The shortage of social and economic equality results in social cleavages and violent revolution. Secondly, democracy should be supported by a multi-party system and will have a robust opposition. Thirdly, there shouldn’t be any scope for the tyranny of the majority over the minority in democracy. The bulk should respect the point of view of the minority. He distinguished between the political majority and therefore, the notion of communal majority. The member of the political majority is liberal to take any political action which he finds suitable, whereas a member of a communal majority takes only those political actions, which are determined by his community. Therefore, he found that the class structure was the major obstacle within the way of democracy. He remarked that if we fail to ensure equality in social life, political democracy wouldn’t survive for an extended time.

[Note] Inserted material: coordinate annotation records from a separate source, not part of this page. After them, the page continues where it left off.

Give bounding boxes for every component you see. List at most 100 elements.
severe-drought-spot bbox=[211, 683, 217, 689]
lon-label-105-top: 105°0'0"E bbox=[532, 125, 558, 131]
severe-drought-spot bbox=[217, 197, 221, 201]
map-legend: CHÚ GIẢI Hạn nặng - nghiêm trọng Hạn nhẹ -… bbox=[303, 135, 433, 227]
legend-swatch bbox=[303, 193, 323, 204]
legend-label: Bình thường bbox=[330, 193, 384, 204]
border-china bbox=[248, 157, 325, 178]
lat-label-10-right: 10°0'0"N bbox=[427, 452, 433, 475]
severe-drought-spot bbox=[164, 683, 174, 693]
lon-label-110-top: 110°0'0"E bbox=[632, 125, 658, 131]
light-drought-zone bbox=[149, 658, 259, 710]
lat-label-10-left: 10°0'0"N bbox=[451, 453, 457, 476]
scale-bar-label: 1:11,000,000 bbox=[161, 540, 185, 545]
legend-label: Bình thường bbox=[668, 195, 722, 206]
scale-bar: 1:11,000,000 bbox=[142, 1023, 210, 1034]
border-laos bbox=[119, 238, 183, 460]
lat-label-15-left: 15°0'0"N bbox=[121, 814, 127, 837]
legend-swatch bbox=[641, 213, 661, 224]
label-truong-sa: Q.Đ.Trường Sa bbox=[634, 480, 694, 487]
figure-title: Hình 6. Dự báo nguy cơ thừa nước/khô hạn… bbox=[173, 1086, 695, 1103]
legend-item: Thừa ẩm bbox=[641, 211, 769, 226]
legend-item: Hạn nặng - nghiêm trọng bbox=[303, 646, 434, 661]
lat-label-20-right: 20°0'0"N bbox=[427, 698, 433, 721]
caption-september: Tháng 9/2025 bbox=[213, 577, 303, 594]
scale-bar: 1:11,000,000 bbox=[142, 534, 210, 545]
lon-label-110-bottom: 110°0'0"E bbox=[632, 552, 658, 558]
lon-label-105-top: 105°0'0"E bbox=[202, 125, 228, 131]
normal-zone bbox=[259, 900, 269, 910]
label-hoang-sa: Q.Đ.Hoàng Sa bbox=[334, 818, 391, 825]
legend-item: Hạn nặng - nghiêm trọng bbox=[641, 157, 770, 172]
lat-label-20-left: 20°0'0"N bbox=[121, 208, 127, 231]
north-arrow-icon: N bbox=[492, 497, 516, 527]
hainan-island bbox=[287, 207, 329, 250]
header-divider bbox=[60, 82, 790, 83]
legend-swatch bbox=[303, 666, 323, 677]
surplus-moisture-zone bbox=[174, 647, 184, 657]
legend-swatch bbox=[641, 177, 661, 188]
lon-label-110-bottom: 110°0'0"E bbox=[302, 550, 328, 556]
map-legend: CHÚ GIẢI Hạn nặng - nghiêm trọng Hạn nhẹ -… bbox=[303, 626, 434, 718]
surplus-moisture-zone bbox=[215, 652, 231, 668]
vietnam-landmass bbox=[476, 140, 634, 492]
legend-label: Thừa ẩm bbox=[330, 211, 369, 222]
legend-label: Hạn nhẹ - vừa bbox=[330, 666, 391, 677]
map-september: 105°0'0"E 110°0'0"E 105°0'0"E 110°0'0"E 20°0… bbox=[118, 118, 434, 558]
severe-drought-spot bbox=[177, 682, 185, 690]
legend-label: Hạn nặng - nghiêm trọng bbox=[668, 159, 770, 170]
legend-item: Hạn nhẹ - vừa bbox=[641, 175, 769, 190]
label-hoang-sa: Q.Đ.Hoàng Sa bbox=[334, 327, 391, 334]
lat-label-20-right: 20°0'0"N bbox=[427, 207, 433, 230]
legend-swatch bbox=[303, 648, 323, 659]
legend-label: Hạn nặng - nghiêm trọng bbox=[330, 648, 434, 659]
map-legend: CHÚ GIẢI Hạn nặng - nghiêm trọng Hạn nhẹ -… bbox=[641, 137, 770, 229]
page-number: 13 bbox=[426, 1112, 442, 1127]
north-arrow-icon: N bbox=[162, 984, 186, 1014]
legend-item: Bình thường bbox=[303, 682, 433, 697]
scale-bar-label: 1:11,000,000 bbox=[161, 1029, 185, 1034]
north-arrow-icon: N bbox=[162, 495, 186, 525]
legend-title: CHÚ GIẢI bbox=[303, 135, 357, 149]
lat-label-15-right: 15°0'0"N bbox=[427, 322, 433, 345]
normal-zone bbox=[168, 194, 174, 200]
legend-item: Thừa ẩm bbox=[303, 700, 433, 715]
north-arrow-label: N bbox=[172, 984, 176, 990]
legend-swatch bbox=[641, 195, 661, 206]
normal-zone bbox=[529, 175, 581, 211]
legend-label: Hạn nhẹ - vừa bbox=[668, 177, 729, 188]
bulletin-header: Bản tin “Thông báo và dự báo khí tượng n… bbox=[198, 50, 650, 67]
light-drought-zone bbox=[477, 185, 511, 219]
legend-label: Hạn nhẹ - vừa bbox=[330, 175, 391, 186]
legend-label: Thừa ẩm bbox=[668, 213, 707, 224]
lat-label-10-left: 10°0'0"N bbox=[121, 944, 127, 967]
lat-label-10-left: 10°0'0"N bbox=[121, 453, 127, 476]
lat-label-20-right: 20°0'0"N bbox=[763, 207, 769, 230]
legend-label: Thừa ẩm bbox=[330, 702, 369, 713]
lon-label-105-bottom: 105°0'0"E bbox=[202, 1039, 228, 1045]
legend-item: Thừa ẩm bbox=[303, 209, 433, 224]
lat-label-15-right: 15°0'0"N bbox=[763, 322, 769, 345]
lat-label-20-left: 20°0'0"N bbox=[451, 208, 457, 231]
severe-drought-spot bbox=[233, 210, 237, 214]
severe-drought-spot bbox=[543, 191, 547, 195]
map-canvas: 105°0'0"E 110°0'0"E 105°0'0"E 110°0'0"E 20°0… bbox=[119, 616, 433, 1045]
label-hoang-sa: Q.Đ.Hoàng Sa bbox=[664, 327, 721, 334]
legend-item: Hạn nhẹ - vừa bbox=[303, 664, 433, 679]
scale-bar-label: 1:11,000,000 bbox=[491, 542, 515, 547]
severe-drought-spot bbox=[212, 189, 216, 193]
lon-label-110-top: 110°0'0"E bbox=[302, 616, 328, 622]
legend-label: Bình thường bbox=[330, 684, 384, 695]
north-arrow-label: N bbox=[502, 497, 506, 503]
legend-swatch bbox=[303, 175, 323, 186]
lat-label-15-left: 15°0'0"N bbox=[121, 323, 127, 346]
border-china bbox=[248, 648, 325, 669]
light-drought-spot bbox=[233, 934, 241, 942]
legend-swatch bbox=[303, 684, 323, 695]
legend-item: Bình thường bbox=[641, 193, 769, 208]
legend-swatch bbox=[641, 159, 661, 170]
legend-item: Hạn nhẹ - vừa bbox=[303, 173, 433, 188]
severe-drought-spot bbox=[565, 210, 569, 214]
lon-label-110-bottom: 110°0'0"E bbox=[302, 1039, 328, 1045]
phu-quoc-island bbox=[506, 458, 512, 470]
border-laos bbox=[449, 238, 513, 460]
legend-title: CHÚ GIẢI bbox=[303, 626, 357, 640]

As far as methods of democracy are concerned, he argued that only the constitutional methods should be adopted to understand our social and economic objectives. He didn’t appreciate the methods of non-cooperation, direct action, or other sorts of Satyagrah advocated by Gandhi. Further, he was of the opinion that the power of the people to disapprove of the policies by the government was the ultimate failure of democracy in India. It was that our political leaders treated their followers as livestock. The leaders didn’t have any faith in the rule of law and democratic procedure. Finally, political democracy should be broadened to understand the thought of political orientation supporting the principles of liberty, equality, and fraternity.